Now, I must prove the conjectures that I observed. I shall prove them both by induction.

1) $f_{n}$ - even

$f_{3} = 2$ as calculated before. Let $p$ be a positive integer. I consider that $f_{3 p}$ is even. I must prove that $f_{3 p + 3}$ is also even. From the definition of the Fibonacci Sequence, I obtain:

$f_{3 p + 3} = f_{3 p + 2} + f_{3 p + 1} = (f_{3 p + 1} + f_{3 p}) + f_{3 p + 1} = 2 f_{3 p + 1} + f_{3 p} .$

Here, $2 f_{3 p + 1}$ is divisible by 2, and, from my hypothesis, $f_{3 p}$ is also divisible by 2. So, $f_{3 p + 3}$ is divisible by 2.

Hence, by the axiom of induction, $f_{n}$ is even if $n$ is a multiple of 3.

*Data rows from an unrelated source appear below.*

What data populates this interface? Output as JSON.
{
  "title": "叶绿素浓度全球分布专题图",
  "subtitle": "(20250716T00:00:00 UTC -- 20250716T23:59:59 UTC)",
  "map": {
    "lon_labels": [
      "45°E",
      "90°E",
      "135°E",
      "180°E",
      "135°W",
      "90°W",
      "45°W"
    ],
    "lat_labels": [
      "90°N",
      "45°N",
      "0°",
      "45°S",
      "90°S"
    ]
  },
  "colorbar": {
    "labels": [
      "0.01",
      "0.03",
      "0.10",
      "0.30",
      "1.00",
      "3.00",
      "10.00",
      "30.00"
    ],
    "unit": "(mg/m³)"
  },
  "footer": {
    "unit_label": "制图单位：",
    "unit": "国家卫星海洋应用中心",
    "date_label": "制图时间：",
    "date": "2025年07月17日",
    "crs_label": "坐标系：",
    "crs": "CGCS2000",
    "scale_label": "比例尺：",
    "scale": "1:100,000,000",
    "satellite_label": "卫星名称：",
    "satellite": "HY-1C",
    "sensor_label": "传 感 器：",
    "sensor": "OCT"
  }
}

2) $f_{n}$ - multiple of 3

Let $q$ be a positive integer. I consider that $f_{4 q}$ is a multiple of 3. I shall prove now that $f_{4 q + 4}$ is a multiple of 3:

$\begin{matrix} f_{4 q + 4} & = f_{4 q + 3} + f_{4 q + 2} = (f_{4 q + 2} + f_{4 q + 1}) + f_{4 q + 2} = 2 f_{4 q + 2} + f_{4 q + 1} \\ = 2 (f_{4 q + 1} + f_{4 q}) + f_{4 q + 1} = 3 f_{4 q + 1} + f_{4 q} . \end{matrix}$

In this case $3 f_{4 q + 1}$ is divisible by 3, and so is $f_{4 q}$ (from my hypothesis). I must also say that $f_{4} = 3$ , which is a multiple of 3. Hence by the axiom of induction $f_{n}$ is a multiple of 3 if $n$ is a multiple of 4.

Editor's note: We should still show that these are the only Fibonnaci numbers divisible by 3 to prove the 'only if' condition.

If any two consecutive Fibonacci numbers have a common factor (say 3) then every Fibonacci number must have that factor. This is clearly not the case so no two consecutive Fibonacci numbers can have a common factor. If $f_{n}$ and $f_{n + 2}$ are both multiples of 3 then $f_{n + 1}$ must also be a multiple of 3 and hence all Fibonacci numbers will be multiples of 3 which is not the case. This shows that if $f_{n}$ and $f_{n + 4}$ are multiples of 3 then no Fibonacci numbers between them can be multiples of 3, that is $f_{n}$ is divisible by 3 only if $n$ is a multiple of 4.